Well, my sarcastic rejoinder to that one would be, how many people ever ran Windows 3.x on 286's anyway? Was that ever a reasonable option, performance wise? Why wasn't Windows 32bit to start out with? It only came out 5 years after the 386, right? I know, Bill explained it to that Harlem kid after his Senate date, Microsoft had to wait for the hardware to catch up with the software. And of course, given that there's still plenty of Windows 3x machines running, throwing out backward compatibility might have been problematic in other ways for MSFT.
On the other hand, I got to make a ritual response that I haven't posted in a while, on my long time alleged hatred of Microsoft. Great company, investment wise anyway. Also interesting and important, not to mention entertaining. It's just that I think people should understand what's going on. I don't post stuff from "I hate Microsoft" sites, or even look at them, and I don't read or participate in that "evil empire" thread". Ok, I used to call Bill "the man of wealth and taste", but that was a JOKE! The logic still seems irrefutable.
Nothing personal against the richest man in the world, I know very little about him at that level. How could anybody outside the company, with the PR blizzard that surrounds him? All I can judge is his oft quoted pronouncements in the press, which seem, well, pretty random in their veracity, and overwhelming in their volume. Corporate culture wise, I find Intel a lot more palatable, ruthless though they may be. Intel's PR machine seems wimpy by comparison, and the execs stick to much more of a conventional (for businessmen) reserved public posture.

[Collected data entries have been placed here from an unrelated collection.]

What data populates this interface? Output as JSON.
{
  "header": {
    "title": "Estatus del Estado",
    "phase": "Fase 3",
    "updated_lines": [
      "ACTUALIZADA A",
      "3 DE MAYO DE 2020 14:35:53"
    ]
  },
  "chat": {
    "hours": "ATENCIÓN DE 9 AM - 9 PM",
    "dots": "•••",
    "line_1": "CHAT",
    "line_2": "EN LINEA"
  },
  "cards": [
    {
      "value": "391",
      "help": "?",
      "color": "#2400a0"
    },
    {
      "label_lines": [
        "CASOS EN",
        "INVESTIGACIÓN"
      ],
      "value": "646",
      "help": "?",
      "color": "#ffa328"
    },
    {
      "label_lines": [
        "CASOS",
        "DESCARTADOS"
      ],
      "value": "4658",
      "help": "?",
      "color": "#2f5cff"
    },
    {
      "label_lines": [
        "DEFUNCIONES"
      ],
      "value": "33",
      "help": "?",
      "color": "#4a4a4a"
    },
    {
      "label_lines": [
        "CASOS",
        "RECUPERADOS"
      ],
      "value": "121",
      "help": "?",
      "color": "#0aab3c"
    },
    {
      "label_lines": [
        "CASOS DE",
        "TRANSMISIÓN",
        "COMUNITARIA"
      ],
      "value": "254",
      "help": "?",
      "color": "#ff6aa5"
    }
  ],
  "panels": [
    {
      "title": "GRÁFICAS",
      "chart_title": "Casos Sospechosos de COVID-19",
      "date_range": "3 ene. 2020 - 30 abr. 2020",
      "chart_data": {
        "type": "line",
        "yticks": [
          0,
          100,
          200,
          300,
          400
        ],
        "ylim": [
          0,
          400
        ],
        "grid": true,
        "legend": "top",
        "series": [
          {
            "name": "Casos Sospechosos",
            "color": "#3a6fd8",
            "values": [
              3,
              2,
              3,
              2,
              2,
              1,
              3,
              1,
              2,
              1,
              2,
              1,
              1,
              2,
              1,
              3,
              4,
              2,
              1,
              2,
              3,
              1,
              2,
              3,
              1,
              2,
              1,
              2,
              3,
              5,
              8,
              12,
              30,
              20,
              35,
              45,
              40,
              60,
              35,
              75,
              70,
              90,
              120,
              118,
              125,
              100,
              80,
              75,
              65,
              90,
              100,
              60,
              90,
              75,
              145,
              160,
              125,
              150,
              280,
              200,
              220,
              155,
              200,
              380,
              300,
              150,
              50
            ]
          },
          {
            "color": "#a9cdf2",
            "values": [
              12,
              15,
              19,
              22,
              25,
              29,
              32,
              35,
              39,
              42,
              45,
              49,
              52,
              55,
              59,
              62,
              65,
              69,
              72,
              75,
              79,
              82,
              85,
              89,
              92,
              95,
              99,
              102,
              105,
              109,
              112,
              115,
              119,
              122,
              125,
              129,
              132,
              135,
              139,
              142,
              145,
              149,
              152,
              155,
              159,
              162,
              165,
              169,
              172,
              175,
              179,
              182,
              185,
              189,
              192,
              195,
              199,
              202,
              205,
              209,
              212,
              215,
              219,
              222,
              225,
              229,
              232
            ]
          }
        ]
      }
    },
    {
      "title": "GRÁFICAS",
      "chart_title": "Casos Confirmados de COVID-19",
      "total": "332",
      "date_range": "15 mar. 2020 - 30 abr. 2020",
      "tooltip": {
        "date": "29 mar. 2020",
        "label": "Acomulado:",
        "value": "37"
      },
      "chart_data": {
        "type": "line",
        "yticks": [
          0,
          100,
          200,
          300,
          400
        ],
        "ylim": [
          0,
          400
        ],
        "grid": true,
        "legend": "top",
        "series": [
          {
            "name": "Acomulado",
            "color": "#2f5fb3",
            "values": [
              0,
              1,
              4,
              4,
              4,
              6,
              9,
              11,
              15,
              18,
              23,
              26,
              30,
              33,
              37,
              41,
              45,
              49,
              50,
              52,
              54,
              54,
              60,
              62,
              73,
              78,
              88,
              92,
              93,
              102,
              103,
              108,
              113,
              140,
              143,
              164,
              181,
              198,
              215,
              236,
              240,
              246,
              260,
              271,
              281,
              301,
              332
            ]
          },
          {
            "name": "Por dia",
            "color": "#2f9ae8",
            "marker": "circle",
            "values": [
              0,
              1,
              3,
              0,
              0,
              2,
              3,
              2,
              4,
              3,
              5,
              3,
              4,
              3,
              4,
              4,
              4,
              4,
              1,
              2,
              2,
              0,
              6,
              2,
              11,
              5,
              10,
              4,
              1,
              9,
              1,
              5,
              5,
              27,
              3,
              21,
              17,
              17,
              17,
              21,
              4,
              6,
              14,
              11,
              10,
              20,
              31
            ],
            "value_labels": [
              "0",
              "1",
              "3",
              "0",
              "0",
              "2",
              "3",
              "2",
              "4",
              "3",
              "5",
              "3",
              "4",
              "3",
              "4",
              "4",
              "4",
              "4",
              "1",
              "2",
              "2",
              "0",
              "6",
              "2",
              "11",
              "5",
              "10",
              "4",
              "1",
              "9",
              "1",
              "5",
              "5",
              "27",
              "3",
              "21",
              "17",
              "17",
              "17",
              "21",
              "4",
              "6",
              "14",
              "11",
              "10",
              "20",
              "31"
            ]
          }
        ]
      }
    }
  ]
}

Plus, they got good engineering, and they leave legal matters to the lawyers. No whining crybaby sore winners there. Of course, we all know now who calls the shots when push comes to shove with Bill and Andy. Microsoft must be free to innovate, but that freedom doesn't extend to anyone else, even mighty Intel. Postmodern economics at work again. Or maybe if I just read some Rand, I'd understand the moral imperatives at work here.